To be honest, I am self taught in gardening and most of the rest of my life. What I do and do not know you can drive semi loads through without touching.
Gene E. Bush
Munchkin Nursery & Gardens, llc
Zone 6/5 Southern Indiana

----- Original Message ----- From: <kmrsy@comcast.net>
No Gene. As I mentioned before, it is not a matter of correct or
incorrect usage, just a SOP sort of thing. You've been around a lot more
gardeners, experts, and writers than most of us. Have you noticed this
tendency toward certain pronouns for types of plants? I do understand
that Helleborus foetidus is singular, refers to a single plant. H.f. is
used with singular verbs and can be replaced by singular pronouns. But
in common, casual usage have you noticed people often drift into using
plurals when discussing perennials or annuals, even when the subject is
a single species?

When gardeners talk about plants in the genus Viburnum, they speak of
Viburnums and substitute with they and them. When people discuss
Viburnum lentago, they'll use the pronoun, it, unless specifically
talking about a grouping of, or all the cultivars of, the Wild Raisin.

But when we talk about Asarum europeaum, a perennial, we can go either
way, singular or plural, depending on the conversation. Discussion of
the details of European Ginger might lend itself to use of the singular,
but as a casual conversation progresses about the plant regarding its
habit and how it performs, we can find ourselves using the plural.

I'm not talking rules, right or wrong, just something I've noticed. Have
you? I asked my sister, an English professor, about it. She agreed that
it is not a matter of 'correctness' and that if it is acceptable within
a field of study, there is no reason to readjust for grammatical
perfection. I asked if there might be a term for this phenomonon, but
she couldn't think of one.

So, Gene, am I just nuts (Jim, just let Gene answer that part) or is this something you've noticed in horticulture?
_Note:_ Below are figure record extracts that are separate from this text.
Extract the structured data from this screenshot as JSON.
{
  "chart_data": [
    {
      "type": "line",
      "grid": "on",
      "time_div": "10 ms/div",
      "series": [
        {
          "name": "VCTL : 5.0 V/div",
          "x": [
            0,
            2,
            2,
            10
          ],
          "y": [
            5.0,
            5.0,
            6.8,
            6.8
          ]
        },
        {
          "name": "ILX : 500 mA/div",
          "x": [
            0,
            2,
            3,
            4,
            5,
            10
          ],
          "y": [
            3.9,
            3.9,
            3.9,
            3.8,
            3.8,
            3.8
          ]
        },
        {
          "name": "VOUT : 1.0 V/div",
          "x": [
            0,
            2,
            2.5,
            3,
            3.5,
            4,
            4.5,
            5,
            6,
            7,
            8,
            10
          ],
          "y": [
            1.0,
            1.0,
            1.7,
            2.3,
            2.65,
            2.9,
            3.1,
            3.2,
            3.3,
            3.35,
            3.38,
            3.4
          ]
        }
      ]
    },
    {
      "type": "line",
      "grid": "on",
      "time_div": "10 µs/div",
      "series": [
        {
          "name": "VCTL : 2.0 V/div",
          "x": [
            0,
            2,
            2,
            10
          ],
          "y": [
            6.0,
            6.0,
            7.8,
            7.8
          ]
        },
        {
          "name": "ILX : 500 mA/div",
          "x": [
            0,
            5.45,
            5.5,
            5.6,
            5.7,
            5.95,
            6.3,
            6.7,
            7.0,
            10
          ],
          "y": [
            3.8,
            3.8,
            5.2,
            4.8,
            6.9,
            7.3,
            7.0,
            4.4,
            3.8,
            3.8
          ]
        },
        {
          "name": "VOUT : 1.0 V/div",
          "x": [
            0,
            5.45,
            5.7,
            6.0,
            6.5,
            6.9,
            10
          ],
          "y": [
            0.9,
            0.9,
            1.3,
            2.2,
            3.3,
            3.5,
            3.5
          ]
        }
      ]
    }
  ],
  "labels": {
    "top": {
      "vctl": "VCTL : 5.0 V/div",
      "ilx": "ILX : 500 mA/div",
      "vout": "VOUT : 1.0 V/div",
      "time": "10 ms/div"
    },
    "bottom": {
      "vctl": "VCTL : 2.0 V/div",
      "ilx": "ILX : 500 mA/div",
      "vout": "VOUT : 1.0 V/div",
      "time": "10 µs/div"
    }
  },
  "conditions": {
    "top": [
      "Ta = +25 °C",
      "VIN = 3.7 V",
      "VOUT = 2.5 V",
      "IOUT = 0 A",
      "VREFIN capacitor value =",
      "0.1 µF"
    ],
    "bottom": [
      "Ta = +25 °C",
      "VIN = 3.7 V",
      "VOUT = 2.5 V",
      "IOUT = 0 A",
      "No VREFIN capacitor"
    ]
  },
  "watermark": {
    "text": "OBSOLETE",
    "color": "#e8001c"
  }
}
-------------- Original message --------------
Hello Kitty,
I meant Helleborus... more than one... I think. I was referring to more
than one cultivar and the species Helleborus foetidus. Plural. Perhaps I am
incorrect in the usage...... ???
Gene E. Bush
Munchkin Nursery & Gardens, llc
Zone 6/5 Southern Indiana

----- Original Message ----- From:
> Daryl,
> Sorry, I guess I was assuming some things.
> When someone refers to Lonicera, a shrub or vine, I - and I thought > most
> people - think in terms of singles. When someone refers to Helleborus,
> perennials, the plural comes to mind.
> There is no hard and fast rule - no rule at all really - just the > manner
> in which I've heard gardeners talk or write. From Pam's clarification,
> it appears she did mean the Hellebores. Perhaps I shouldn't have jumped
> in to explain on her behalf, though. Sorry.